Agente AI per analisi log enterprise: obiettivo e perimetro
Il nostro team R&D si è posto una domanda precisa: è possibile costruire un agente AI che formuli ipotesi diagnostiche affidabili su log applicativi non strutturati, anche in assenza di dati etichettati?
Il problema: allarmi senza contesto
I sistemi di monitoraggio basati su regole statiche generano alert che gli operatori interpretano manualmente. Dove un singolo flusso attraversa più componenti, risalire alla causa radice richiede ore di analisi e profonda conoscenza di dominio.
È un limite strutturale dell’approccio: le regole statiche non catturano le correlazioni tra sistemi e non producono ragionamento diagnostico.
L’ipotesi di ricerca
Abbiamo progettato un agente AI diagnostico capace di ricevere un alert, interrogare autonomamente i log dei sistemi coinvolti e produrre un report strutturato: ipotesi sulla causa radice, livello di confidenza, evidenze a supporto e, elemento distintivo, una mappa esplicita delle lacune informative nei dati.
Un agente che dichiara ciò che non sa è un agente di cui ci si può fidare: non inventa correlazioni, non produce false certezze. Delimita il perimetro della propria analisi.
Lo scenario sperimentale
La sperimentazione è stata condotta su dati reali di produzione, completamente anonimizzati, provenienti da un’infrastruttura con gateway e sistema satellite. Log privi di etichettatura o metadati infrastrutturali: lo scenario più sfidante possibile, che definiamo blind analysis.

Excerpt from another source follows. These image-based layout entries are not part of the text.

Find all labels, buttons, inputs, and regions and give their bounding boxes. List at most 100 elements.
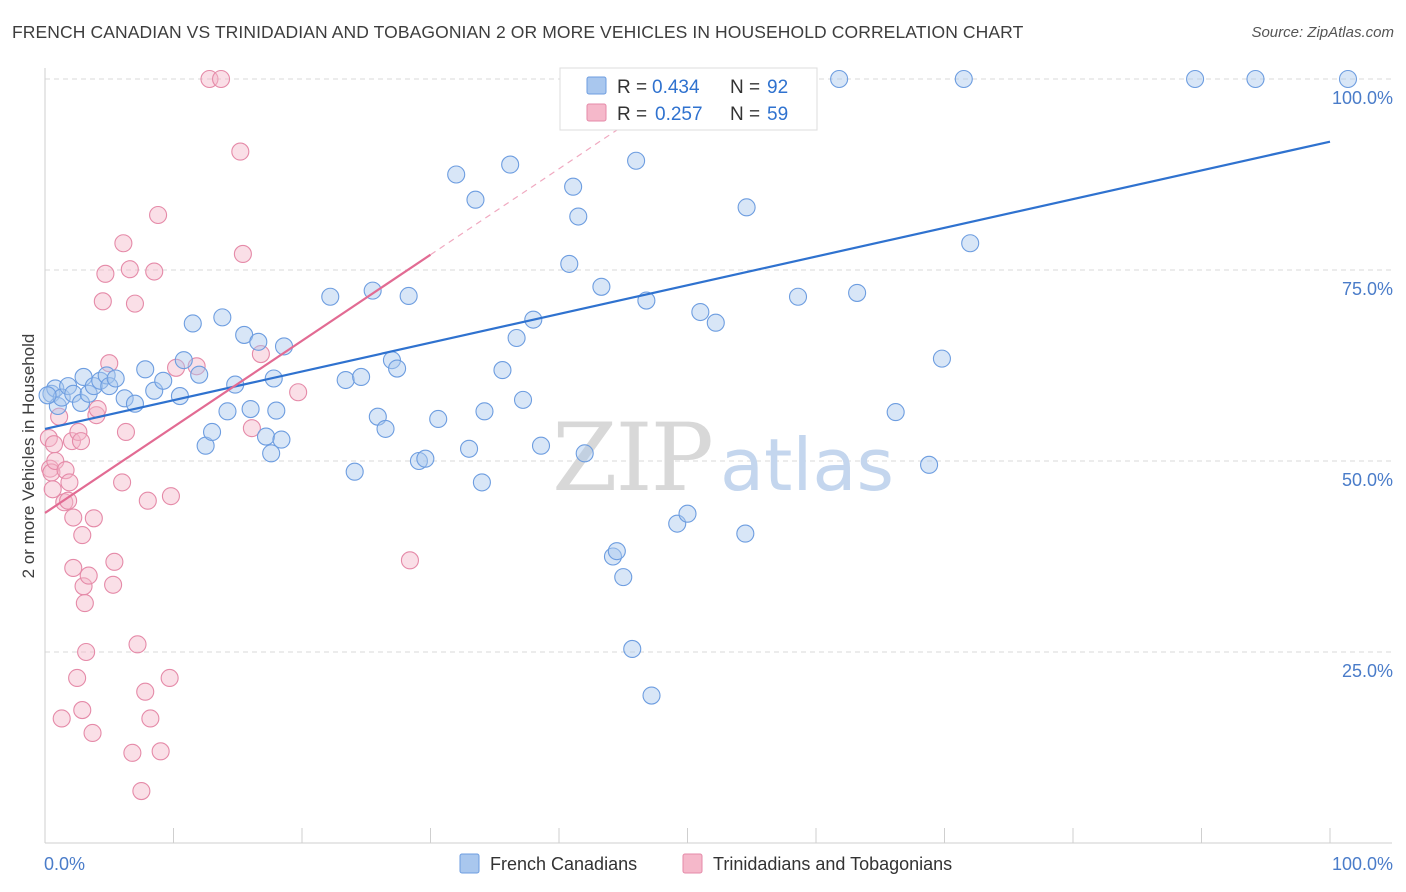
french-canadians-point-37 [321, 287, 340, 306]
french-canadians-point-19 [170, 387, 189, 406]
trinidadians-point-37 [123, 743, 142, 762]
french-canadians-point-76 [706, 313, 725, 332]
trinidadians-point-43 [141, 709, 160, 728]
stats-r-label-blue: R = [617, 77, 647, 98]
trinidadians-point-33 [113, 473, 132, 492]
french-canadians-point-40 [352, 367, 371, 387]
trinidadians-point-35 [116, 422, 136, 442]
chart-title: FRENCH CANADIAN VS TRINIDADIAN AND TOBAG… [12, 22, 1024, 42]
french-canadians-point-45 [388, 359, 407, 378]
french-canadians-point-56 [501, 155, 520, 174]
french-canadians-point-7 [74, 367, 93, 387]
french-canadians-point-69 [623, 639, 642, 658]
trinidadians-point-45 [149, 205, 168, 225]
trinidadians-point-24 [83, 723, 102, 743]
french-canadians-point-82 [848, 283, 867, 302]
french-canadians-point-63 [569, 207, 588, 226]
french-canadians-point-16 [136, 360, 155, 379]
french-canadians-point-5 [64, 384, 83, 403]
french-canadians-point-67 [607, 542, 626, 561]
trinidadians-point-7 [52, 709, 71, 728]
legend-label-french-canadians: French Canadians [490, 854, 637, 874]
trinidadians-point-13 [64, 558, 83, 578]
stats-n-value-pink: 59 [767, 104, 788, 125]
french-canadians-point-24 [203, 422, 222, 442]
french-canadians-point-48 [416, 449, 435, 468]
stats-n-label-blue: N = [730, 77, 760, 98]
stats-n-value-blue: 92 [767, 77, 788, 98]
trinidadians-point-32 [105, 552, 124, 571]
french-canadians-point-78 [737, 198, 756, 217]
trinidadians-point-53 [231, 142, 250, 161]
french-canadians-point-60 [531, 436, 551, 455]
trinidadians-point-5 [46, 451, 65, 471]
french-canadians-point-90 [1338, 69, 1358, 89]
trinidadians-point-38 [125, 294, 144, 313]
french-canadians-point-74 [678, 504, 697, 523]
bottom-legend: French Canadians Trinidadians and Tobago… [459, 853, 952, 874]
french-canadians-point-87 [961, 234, 980, 253]
trinidadians-point-52 [211, 69, 231, 89]
french-canadians-point-32 [262, 444, 281, 463]
french-canadians-point-53 [472, 473, 491, 492]
french-canadians-point-20 [174, 351, 193, 370]
trinidadians-point-3 [43, 480, 62, 499]
legend-swatch-trinidadians [682, 853, 703, 874]
trinidadians-point-36 [120, 260, 139, 279]
french-canadians-point-30 [249, 332, 268, 351]
french-canadians-point-6 [71, 393, 91, 412]
french-canadians-point-3 [52, 388, 71, 407]
trend-lines [44, 116, 1331, 514]
french-canadians-point-52 [466, 190, 485, 209]
french-canadians-point-57 [507, 328, 526, 348]
x-tick-label-0: 0.0% [44, 854, 85, 874]
legend-swatch-french-canadians [459, 853, 480, 874]
series-trinidadians-points [39, 69, 419, 801]
french-canadians-point-12 [100, 377, 119, 396]
french-canadians-point-72 [642, 686, 661, 705]
french-canadians-point-77 [736, 524, 755, 543]
trinidadians-point-39 [128, 635, 147, 654]
trinidadians-point-25 [84, 509, 103, 528]
french-canadians-point-22 [190, 365, 209, 384]
trinidadians-point-14 [64, 508, 83, 527]
trend-line-trinidadians-extension [430, 116, 637, 256]
y-tick-label-3: 100.0% [1332, 88, 1393, 108]
series-french-canadians-points [38, 69, 1358, 705]
french-canadians-point-64 [575, 444, 594, 463]
french-canadians-point-91 [38, 386, 57, 405]
french-canadians-point-68 [614, 568, 633, 587]
french-canadians-point-58 [513, 390, 533, 409]
trinidadians-point-22 [77, 642, 96, 662]
french-canadians-point-13 [106, 369, 125, 388]
trinidadians-point-18 [73, 701, 92, 720]
french-canadians-point-38 [336, 370, 355, 390]
trinidadians-point-15 [68, 668, 87, 688]
french-canadians-point-79 [788, 287, 808, 306]
french-canadians-point-83 [886, 403, 905, 422]
trinidadians-point-34 [114, 234, 133, 253]
french-canadians-point-35 [272, 430, 291, 449]
french-canadians-point-89 [1246, 69, 1265, 89]
french-canadians-point-29 [241, 399, 260, 419]
french-canadians-point-50 [447, 165, 466, 184]
french-canadians-point-84 [920, 455, 939, 474]
legend-label-trinidadians: Trinidadians and Tobagonians [713, 854, 952, 874]
trinidadians-point-44 [145, 262, 164, 281]
trinidadians-point-54 [233, 244, 252, 264]
french-canadians-point-25 [213, 308, 232, 327]
stats-r-value-blue: 0.434 [652, 77, 700, 98]
french-canadians-point-49 [429, 409, 448, 429]
trinidadians-point-28 [93, 292, 112, 311]
trinidadians-point-55 [242, 419, 261, 438]
french-canadians-point-14 [115, 389, 134, 408]
axes [44, 68, 1392, 844]
french-canadians-point-43 [376, 419, 395, 438]
gridlines [45, 78, 1392, 653]
watermark: ZIP atlas [552, 404, 894, 513]
trinidadians-point-47 [160, 668, 179, 688]
french-canadians-point-26 [218, 402, 237, 421]
watermark-zip: ZIP [552, 404, 712, 513]
french-canadians-point-86 [954, 69, 973, 89]
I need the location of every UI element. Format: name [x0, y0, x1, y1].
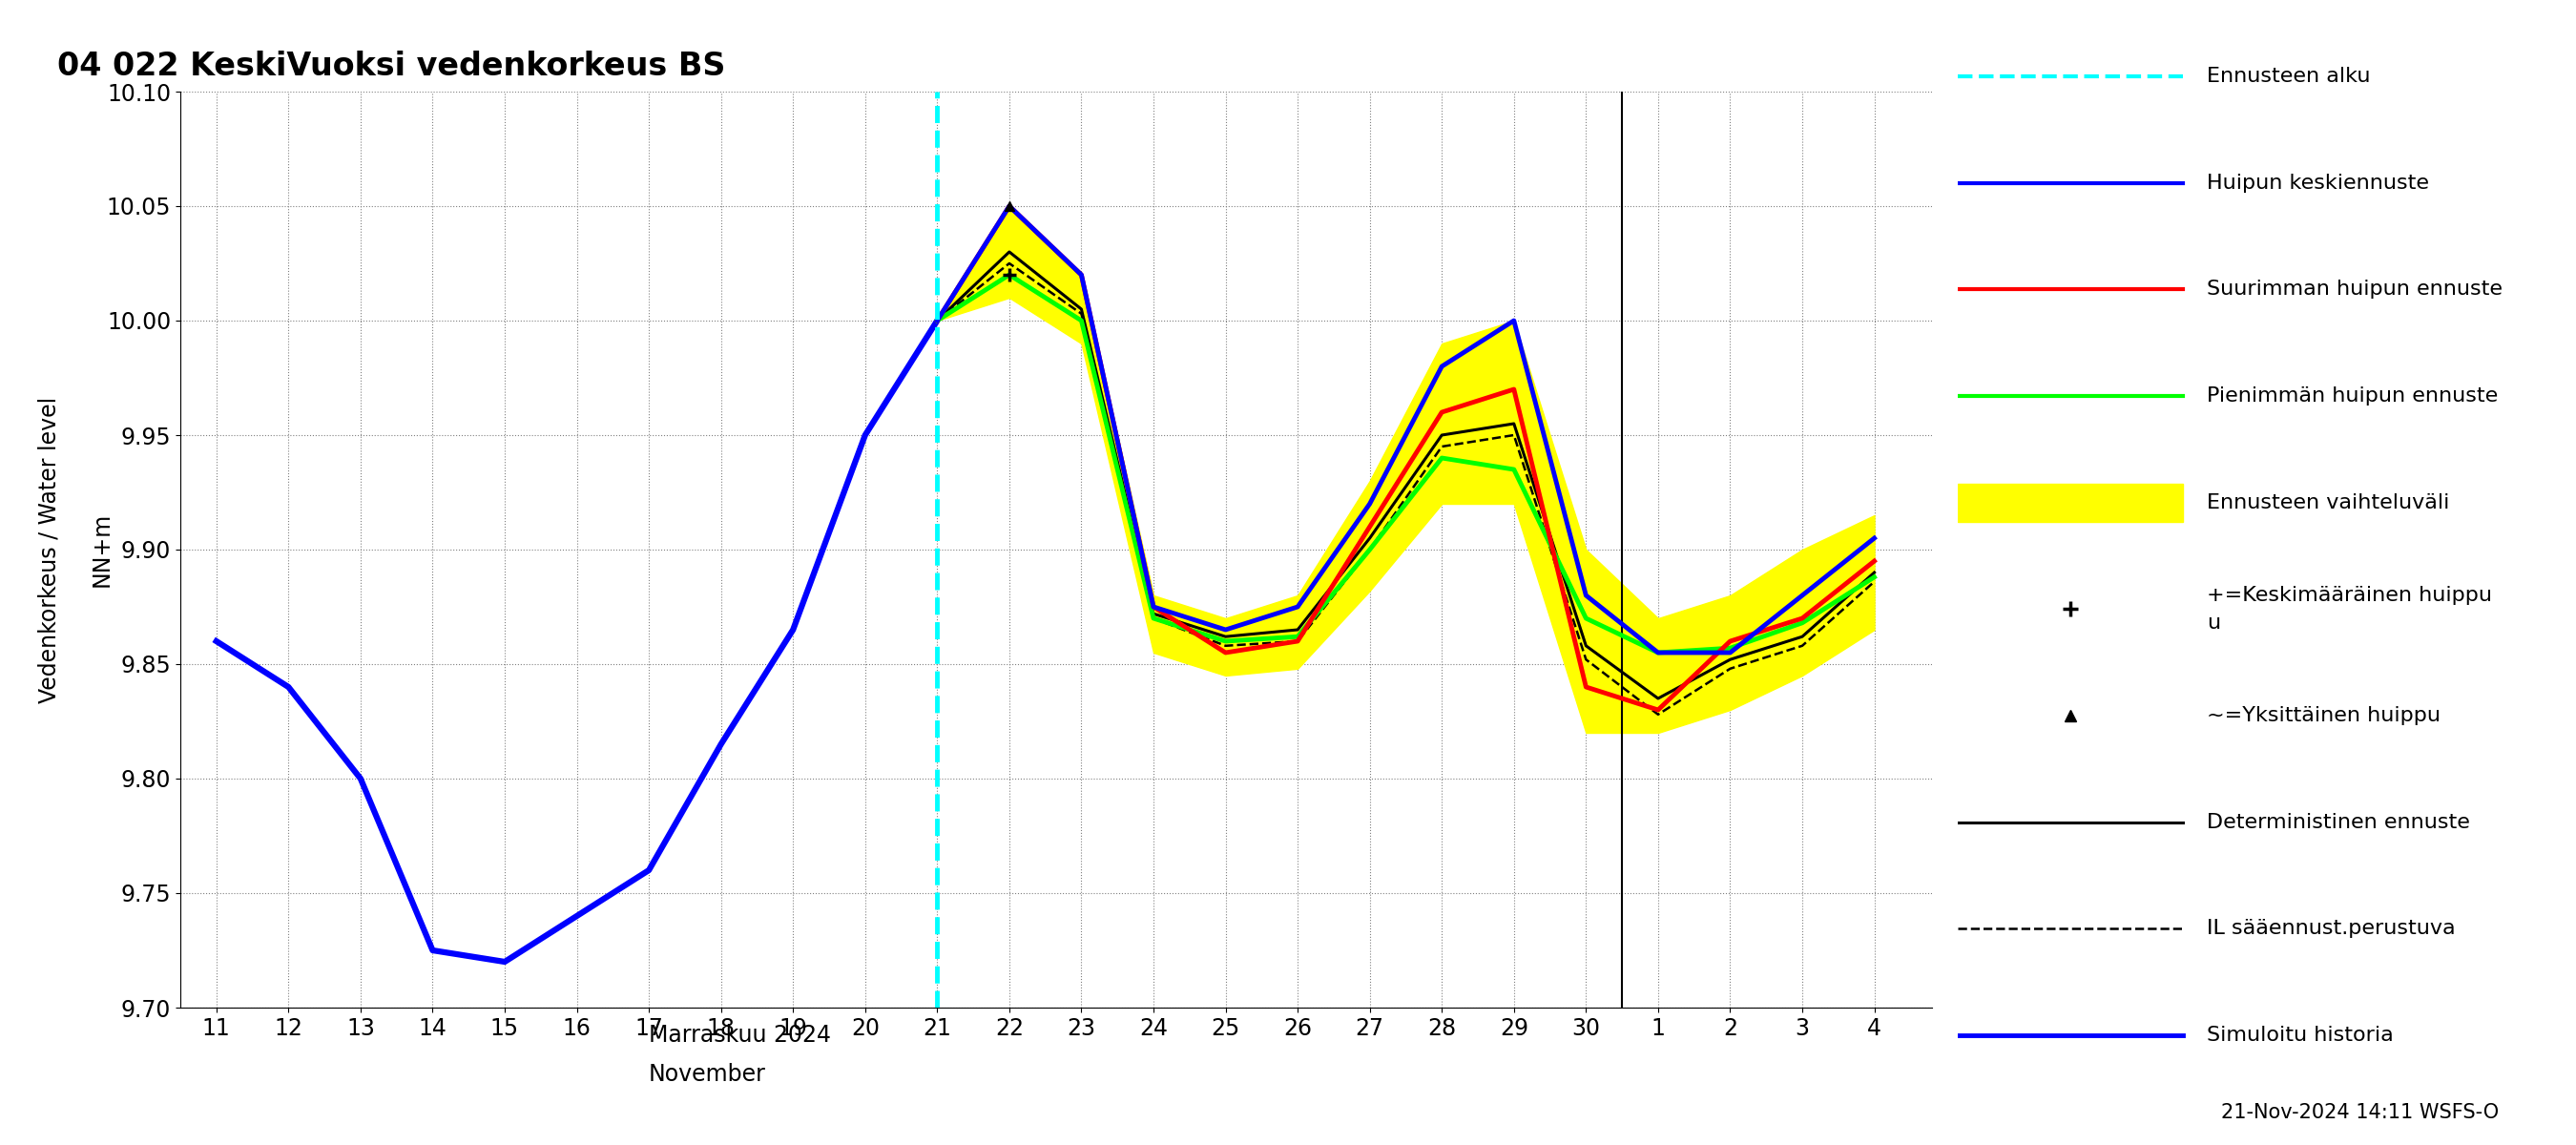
Text: Pienimmän huipun ennuste: Pienimmän huipun ennuste	[2208, 387, 2499, 405]
Text: 04 022 KeskiVuoksi vedenkorkeus BS: 04 022 KeskiVuoksi vedenkorkeus BS	[57, 50, 726, 82]
Text: u: u	[2208, 614, 2221, 632]
Text: November: November	[649, 1063, 765, 1085]
Text: Vedenkorkeus / Water level: Vedenkorkeus / Water level	[39, 396, 59, 703]
Text: Simuloitu historia: Simuloitu historia	[2208, 1026, 2393, 1044]
Text: ~=Yksittäinen huippu: ~=Yksittäinen huippu	[2208, 706, 2439, 725]
Text: Ennusteen vaihteluväli: Ennusteen vaihteluväli	[2208, 493, 2450, 512]
FancyBboxPatch shape	[1958, 483, 2182, 521]
Text: 21-Nov-2024 14:11 WSFS-O: 21-Nov-2024 14:11 WSFS-O	[2221, 1103, 2499, 1122]
Text: Marraskuu 2024: Marraskuu 2024	[649, 1024, 832, 1047]
Text: Deterministinen ennuste: Deterministinen ennuste	[2208, 813, 2470, 831]
Text: Huipun keskiennuste: Huipun keskiennuste	[2208, 173, 2429, 192]
Text: Ennusteen alku: Ennusteen alku	[2208, 66, 2370, 86]
Text: +=Keskimääräinen huippu: +=Keskimääräinen huippu	[2208, 586, 2491, 605]
Text: NN+m: NN+m	[90, 512, 113, 587]
Text: IL sääennust.perustuva: IL sääennust.perustuva	[2208, 919, 2455, 938]
Text: Suurimman huipun ennuste: Suurimman huipun ennuste	[2208, 281, 2501, 299]
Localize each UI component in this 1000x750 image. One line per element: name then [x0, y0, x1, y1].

L’agente ha interrogato i log tramite il protocollo MCP (Model Context Protocol) e ha prodotto report diagnostici con ipotesi coerenti con i pattern osservabili, identificando le aree di correlazione tra i sistemi coinvolti.
Sicurezza by design: il ruolo della Whitebox
L’intera sperimentazione è stata condotta nella nostra piattaforma AI Whitebox. L’agente opera in sandboxing ad alto isolamento, con filesystem in sola lettura e privilegi azzerati. Ogni interrogazione è validata da un motore policy-as-code e l’intero percorso decisionale è registrato nel modulo di osservabilità, garantendo piena ispezionabilità.
Non è un dettaglio architetturale: è il prerequisito per impiegare agenti AI su dati sensibili in contesto enterprise. La governance verificabile (identità, autorizzazioni, tracciabilità) è parte integrante della nostra ricerca.
Cosa abbiamo imparato
I risultati confermano l’ipotesi: anche in condizioni di informazione minima, un agente adeguatamente orchestrato produce analisi diagnostiche utili e, soprattutto, oneste. La capacità di esplicitare i data gap trasforma l’agente da oracolo opaco a strumento di supporto decisionale trasparente.
Questa linea di ricerca prosegue con l’integrazione di tecniche di anomaly detection non supervisionata e correlazione cross-sistema, verso una pipeline completa: dal rilevamento automatico dell’anomalia alla diagnosi assistita.